The point is that the accepted astronomical term is "black hole". The expression "hole" describes its most dramatic property, that what falls in can't come out again. The use of "sun" in this connection is completely misleading. Nor was the misnomer required by the plot in any way. The only conclusion is that the makers of Space: 1999 are chemically free of all traces of scientific knowledge.
Here is another example. Alpha is somewhere in the vastness of interstellar space, presumably far from any star. Its surface should therefore be totally dark except where it is illuminated by artificial lighting. Nevertheless, when seen from space it is always clearly visible. Very well, that's a dramatic necessity. Showing a black TV screen in the interests of accuracy won't go over. [Actually what is seen is a ring of stars outlining the black sun. The effect is consistent with the distortion of light caused by a black hole, and is thus a fairly accurate portrayal.]

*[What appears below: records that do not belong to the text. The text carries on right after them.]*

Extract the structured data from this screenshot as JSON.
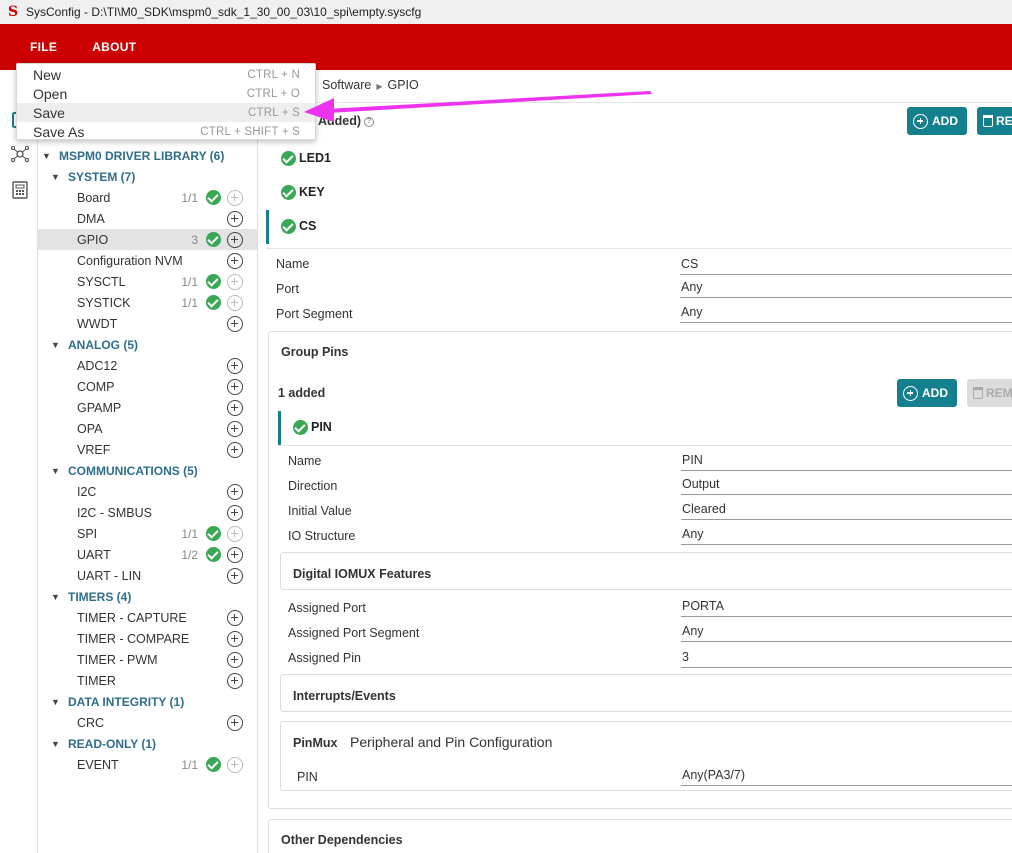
{
  "window": {
    "title": "SysConfig - D:\\TI\\M0_SDK\\mspm0_sdk_1_30_00_03\\10_spi\\empty.syscfg",
    "logo": "S"
  },
  "menubar": {
    "file": "FILE",
    "about": "ABOUT"
  },
  "file_menu": {
    "items": [
      {
        "label": "New",
        "shortcut": "CTRL + N"
      },
      {
        "label": "Open",
        "shortcut": "CTRL + O"
      },
      {
        "label": "Save",
        "shortcut": "CTRL + S"
      },
      {
        "label": "Save As",
        "shortcut": "CTRL + SHIFT + S"
      }
    ]
  },
  "sidebar": {
    "library": "MSPM0 DRIVER LIBRARY (6)",
    "categories": [
      {
        "label": "SYSTEM (7)",
        "items": [
          {
            "label": "Board",
            "count": "1/1",
            "checked": true
          },
          {
            "label": "DMA",
            "count": "",
            "checked": false
          },
          {
            "label": "GPIO",
            "count": "3",
            "checked": true,
            "selected": true
          },
          {
            "label": "Configuration NVM",
            "count": "",
            "checked": false
          },
          {
            "label": "SYSCTL",
            "count": "1/1",
            "checked": true
          },
          {
            "label": "SYSTICK",
            "count": "1/1",
            "checked": true
          },
          {
            "label": "WWDT",
            "count": "",
            "checked": false
          }
        ]
      },
      {
        "label": "ANALOG (5)",
        "items": [
          {
            "label": "ADC12"
          },
          {
            "label": "COMP"
          },
          {
            "label": "GPAMP"
          },
          {
            "label": "OPA"
          },
          {
            "label": "VREF"
          }
        ]
      },
      {
        "label": "COMMUNICATIONS (5)",
        "items": [
          {
            "label": "I2C"
          },
          {
            "label": "I2C - SMBUS"
          },
          {
            "label": "SPI",
            "count": "1/1",
            "checked": true
          },
          {
            "label": "UART",
            "count": "1/2",
            "checked": true
          },
          {
            "label": "UART - LIN"
          }
        ]
      },
      {
        "label": "TIMERS (4)",
        "items": [
          {
            "label": "TIMER - CAPTURE"
          },
          {
            "label": "TIMER - COMPARE"
          },
          {
            "label": "TIMER - PWM"
          },
          {
            "label": "TIMER"
          }
        ]
      },
      {
        "label": "DATA INTEGRITY (1)",
        "items": [
          {
            "label": "CRC"
          }
        ]
      },
      {
        "label": "READ-ONLY (1)",
        "items": [
          {
            "label": "EVENT",
            "count": "1/1",
            "checked": true
          }
        ]
      }
    ]
  },
  "main": {
    "breadcrumb": {
      "software": "Software",
      "gpio": "GPIO"
    },
    "added_title": "Added)",
    "add_label": "ADD",
    "remove_label": "RE",
    "instances": [
      "LED1",
      "KEY",
      "CS"
    ],
    "fields": [
      {
        "label": "Name",
        "value": "CS"
      },
      {
        "label": "Port",
        "value": "Any"
      },
      {
        "label": "Port Segment",
        "value": "Any"
      }
    ],
    "group_pins": {
      "title": "Group Pins",
      "added": "1 added",
      "add_label": "ADD",
      "remove_label": "REM",
      "pin": "PIN",
      "fields": [
        {
          "label": "Name",
          "value": "PIN"
        },
        {
          "label": "Direction",
          "value": "Output"
        },
        {
          "label": "Initial Value",
          "value": "Cleared"
        },
        {
          "label": "IO Structure",
          "value": "Any"
        }
      ],
      "digital_iomux": {
        "title": "Digital IOMUX Features",
        "fields": [
          {
            "label": "Assigned Port",
            "value": "PORTA"
          },
          {
            "label": "Assigned Port Segment",
            "value": "Any"
          },
          {
            "label": "Assigned Pin",
            "value": "3"
          }
        ]
      },
      "interrupts_title": "Interrupts/Events",
      "pinmux": {
        "title": "PinMux",
        "subtitle": "Peripheral and Pin Configuration",
        "pin_label": "PIN",
        "pin_value": "Any(PA3/7)"
      }
    },
    "other_dependencies": "Other Dependencies"
  },
  "colors": {
    "menubar": "#cc0000",
    "accent": "#15808d",
    "check": "#3aa757",
    "arrow": "#ee33ee"
  }
}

However, Alpha is often given the appearance of a semi-circle or a crescent. No one responsible for Space: 1999 seems to be aware that the moon shows phases only because it reflects the light of a luminous body. They seem to think that the Moon (in its new state as Alpha) is intrinsically light and dark. [The intention was to show the Moon illuminated by nearby stars, although for visual variety the phases shown were not always consistent.]
Such ignorance would never be permitted in any field outside science. Any program which referred to the British Queen as Isabella would hear it at once from a billion ignorant citizens- yet a royal name is trivial, and scientific knowledge is the key to the salvation or destruction of the world. Are we to fill the minds of the audience with garbage because the producers of a television show are too haughty to hire a science consultant or too foolish to listen to him once hired?

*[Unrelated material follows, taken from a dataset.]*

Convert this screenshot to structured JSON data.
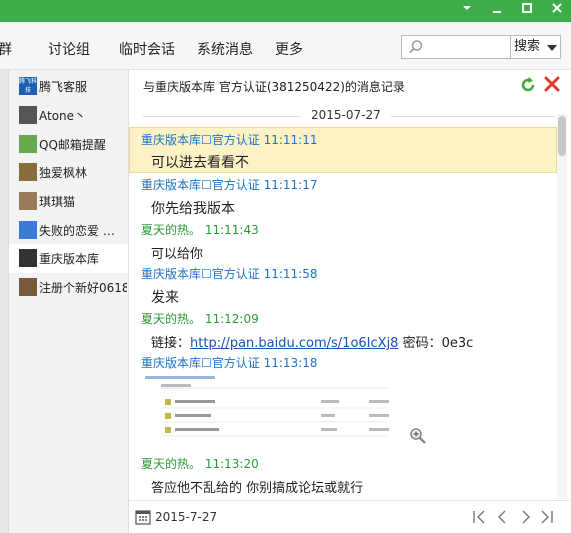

This was not the case with Star Trek. That program had Gene Roddenberry, who is scientifically literate himself, and who insisted on the same for the writing of the show. Science might be bent for the sake of advancing the plot, but never just because someone didn't have a sixth grade education, or didn't care.
Nor is it science only. It never is. A program that purports to be science fiction, and either scorns science or fails to understand it, can scarcely be intelligent in other directions.
The plots and characterisation on Space: 1999 have been primitive. All the events that take place are science fiction clichés. By the time the commander has frowned, and the scientist has raised his eyebrows, and the medical officer has flared her nostrils, they are all spent forces. They may be good actors, but no one has any lines of consequence to say, any deeds of interest to do. They are not characters, but stuffed scarecrows.
Again the situation is enormously different in the case of Star Trek where great effort was put into building believable characters who interacted with events and with each other in characteristic fashions. We could expect Captain Kirk to make hard decisions and to temper forcefulness with humour. We were always ready for First Officer Spock's cool calm, his rationality and his sense of ethics. We could count on Dr McCoy's dedication, emotionality and short temper. Every other regular had quirks that grew familiar.
Most of all there was a consistent streak of humour in Star Trek and an obvious affection of the characters for each other. Neither humour, affection, nor any other human characteristic has so far been visible on Space: 1999.
The Star Trek cult is based, in my opinion, on four things:
If Space: 1999 aspires to the development of a similar cult, it has the first requirement, for it is not only science fiction but a program that gives great care to its purely special effects. In all other respects, however, in scientific background, in plot, and in characterisation, it falls abysmally short.